Diário cardiovascular
Olá coração, sou eu. Um eu meio incrédulo e desacreditado, você sabe, mas você ainda pulsa aí dentro, eu bem sei. Entendo que seu pulsar andava meio fraco, sem muitas oscilações ou batidas fortes. É que a pouco uma notícia arrasadora me chegou aos olhos de maneira tão cruel como uma gélida pontada aguda na alma, assim que só pude trincar os dentes e apertar os punhos contra o peito: Existe outra pessoa entre nós, coração. Coisa estranha isso de três; logo se vê que nada a três funciona. O ser humano foi criado com dois olhos, uma boca, dois pulmões, uma língua, dois rins, um estômago. Até temos cinco dedos em cada mão e milhões de neurônios; mas três não, nada. Três é número indeciso, numero de empate, encruzilhadas e estagnação. Agora seu pulsar é grave e acelerado, eu sinto; porém essa amargura terrível, como explicar? É um pouco de fel misturado com frustração e choro miúdo.
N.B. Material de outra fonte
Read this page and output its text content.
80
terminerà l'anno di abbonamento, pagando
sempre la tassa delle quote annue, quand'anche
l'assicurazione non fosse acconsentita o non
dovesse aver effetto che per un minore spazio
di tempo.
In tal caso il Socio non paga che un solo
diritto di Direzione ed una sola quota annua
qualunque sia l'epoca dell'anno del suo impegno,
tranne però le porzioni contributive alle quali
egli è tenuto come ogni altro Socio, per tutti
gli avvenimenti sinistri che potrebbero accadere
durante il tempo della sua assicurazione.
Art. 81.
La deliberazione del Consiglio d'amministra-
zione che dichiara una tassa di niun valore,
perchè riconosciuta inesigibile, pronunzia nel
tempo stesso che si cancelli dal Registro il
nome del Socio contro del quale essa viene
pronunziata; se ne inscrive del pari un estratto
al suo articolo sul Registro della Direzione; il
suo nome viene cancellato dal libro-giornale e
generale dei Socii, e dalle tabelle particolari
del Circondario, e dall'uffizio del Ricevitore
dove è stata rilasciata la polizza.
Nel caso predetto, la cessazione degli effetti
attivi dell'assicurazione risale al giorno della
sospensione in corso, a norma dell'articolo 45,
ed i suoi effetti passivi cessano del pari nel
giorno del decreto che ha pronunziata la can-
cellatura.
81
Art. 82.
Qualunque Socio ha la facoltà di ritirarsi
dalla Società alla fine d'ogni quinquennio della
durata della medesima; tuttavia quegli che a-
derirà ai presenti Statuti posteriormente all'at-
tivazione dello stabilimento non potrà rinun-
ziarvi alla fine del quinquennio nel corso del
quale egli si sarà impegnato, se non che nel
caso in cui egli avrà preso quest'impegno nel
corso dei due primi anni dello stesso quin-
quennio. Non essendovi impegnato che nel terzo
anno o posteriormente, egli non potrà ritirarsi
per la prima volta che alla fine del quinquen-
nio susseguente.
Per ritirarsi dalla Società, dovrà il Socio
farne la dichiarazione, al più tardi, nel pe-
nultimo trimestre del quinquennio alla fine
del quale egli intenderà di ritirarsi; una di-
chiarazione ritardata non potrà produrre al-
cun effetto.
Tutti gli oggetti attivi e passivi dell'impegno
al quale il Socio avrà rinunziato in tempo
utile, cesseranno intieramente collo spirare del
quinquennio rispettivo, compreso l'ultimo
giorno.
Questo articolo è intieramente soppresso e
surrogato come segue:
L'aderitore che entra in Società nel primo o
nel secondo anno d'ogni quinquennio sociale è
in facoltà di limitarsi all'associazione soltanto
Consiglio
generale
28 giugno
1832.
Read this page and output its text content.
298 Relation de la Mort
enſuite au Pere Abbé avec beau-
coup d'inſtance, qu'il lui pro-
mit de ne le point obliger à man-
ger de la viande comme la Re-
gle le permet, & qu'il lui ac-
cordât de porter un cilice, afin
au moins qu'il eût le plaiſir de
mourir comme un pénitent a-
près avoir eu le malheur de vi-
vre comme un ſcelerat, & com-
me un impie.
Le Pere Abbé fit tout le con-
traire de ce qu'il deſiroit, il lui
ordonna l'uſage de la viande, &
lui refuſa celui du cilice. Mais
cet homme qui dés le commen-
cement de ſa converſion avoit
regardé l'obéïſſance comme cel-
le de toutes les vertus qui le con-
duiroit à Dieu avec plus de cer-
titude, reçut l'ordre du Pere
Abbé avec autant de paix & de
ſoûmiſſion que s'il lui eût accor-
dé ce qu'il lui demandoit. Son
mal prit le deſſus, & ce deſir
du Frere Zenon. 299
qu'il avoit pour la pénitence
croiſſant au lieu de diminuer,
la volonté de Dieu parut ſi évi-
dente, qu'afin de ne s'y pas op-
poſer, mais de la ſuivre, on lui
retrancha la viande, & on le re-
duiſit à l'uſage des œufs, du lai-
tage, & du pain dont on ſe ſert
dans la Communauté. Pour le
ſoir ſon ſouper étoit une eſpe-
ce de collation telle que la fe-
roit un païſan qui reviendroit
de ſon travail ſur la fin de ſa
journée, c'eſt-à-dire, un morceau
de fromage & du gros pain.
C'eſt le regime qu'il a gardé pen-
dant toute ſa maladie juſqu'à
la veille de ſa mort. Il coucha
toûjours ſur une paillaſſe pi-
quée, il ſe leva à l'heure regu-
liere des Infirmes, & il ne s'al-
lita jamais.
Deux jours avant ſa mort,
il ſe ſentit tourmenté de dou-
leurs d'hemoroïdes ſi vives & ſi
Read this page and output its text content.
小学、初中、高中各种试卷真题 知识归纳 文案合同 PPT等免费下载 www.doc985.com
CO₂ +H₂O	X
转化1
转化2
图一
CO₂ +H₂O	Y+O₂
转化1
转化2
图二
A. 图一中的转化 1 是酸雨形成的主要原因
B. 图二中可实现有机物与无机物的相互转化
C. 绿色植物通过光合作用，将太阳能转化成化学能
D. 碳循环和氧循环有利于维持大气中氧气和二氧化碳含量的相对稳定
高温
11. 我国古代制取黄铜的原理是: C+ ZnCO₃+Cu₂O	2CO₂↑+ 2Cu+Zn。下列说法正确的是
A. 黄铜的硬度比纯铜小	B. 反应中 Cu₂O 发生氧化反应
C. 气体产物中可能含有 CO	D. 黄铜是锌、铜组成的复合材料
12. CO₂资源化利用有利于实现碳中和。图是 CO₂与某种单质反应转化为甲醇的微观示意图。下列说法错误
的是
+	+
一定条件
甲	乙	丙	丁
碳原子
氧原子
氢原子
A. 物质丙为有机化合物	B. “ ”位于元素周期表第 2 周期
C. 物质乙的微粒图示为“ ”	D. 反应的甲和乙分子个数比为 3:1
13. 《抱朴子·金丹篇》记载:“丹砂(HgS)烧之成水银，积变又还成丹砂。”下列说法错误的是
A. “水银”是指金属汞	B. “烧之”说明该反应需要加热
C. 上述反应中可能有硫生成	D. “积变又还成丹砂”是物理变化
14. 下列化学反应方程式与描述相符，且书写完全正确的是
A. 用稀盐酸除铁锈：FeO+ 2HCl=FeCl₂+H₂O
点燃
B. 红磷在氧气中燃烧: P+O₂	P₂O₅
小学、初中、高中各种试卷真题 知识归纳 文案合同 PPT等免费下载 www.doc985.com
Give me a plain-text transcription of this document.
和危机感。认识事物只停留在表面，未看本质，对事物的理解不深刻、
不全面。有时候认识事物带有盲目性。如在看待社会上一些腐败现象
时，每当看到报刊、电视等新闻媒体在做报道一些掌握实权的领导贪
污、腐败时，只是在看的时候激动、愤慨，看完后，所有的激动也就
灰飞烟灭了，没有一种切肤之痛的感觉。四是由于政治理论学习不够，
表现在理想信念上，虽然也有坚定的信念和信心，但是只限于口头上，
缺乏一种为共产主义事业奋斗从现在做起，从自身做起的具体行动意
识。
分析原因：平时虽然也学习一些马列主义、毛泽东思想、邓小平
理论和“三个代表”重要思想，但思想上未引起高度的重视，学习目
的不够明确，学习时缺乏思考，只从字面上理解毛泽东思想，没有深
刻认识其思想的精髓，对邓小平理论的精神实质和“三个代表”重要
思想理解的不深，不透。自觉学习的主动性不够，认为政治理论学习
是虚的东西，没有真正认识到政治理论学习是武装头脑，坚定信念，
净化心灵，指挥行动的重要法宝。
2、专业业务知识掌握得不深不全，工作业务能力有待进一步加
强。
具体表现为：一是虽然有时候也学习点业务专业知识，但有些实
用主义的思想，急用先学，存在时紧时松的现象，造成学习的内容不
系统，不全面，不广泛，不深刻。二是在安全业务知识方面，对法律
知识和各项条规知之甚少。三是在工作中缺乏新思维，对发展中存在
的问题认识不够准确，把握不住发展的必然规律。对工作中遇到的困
Ainda salivo a boca. A língua inquieta para não perder o restante do gosto da esperança que havia nela. O nariz fareja um cheiro em vão, não é o seu. O cérebro cria as situações mais ordinárias para dar conforto ao meu corpo que dói a dor da sua perda: “ele virá, ele será seu, ele deixará o outro e virá aos seus braços, ao seu corpo, ao calor da sua pele num grande abraço intenso...”. Pena não poder voltar no tempo. Aposto que ele nem imagina o quanto minha cabeça divaga agora, de quantos pensamentos penosos e baixos se faz a minha diminuída massa cinzenta. E se ele largasse o outro para ficar comigo, se o outro precisasse viajar, porque todos sabem que nada é eterno. Eu sim o amaria diariamente e de maneira total; não haveria parcialidade entre nós. Você deve estar comprimido, ultrajado, não é coração? E ainda me dizem que pensar com o coração é coisa fácil, irreflexiva... Muitas pessoas dizem que é fácil mentir ao coração, que assim tudo fica mais leve e o sofrimento é temperado, fica mais tragável. Sei...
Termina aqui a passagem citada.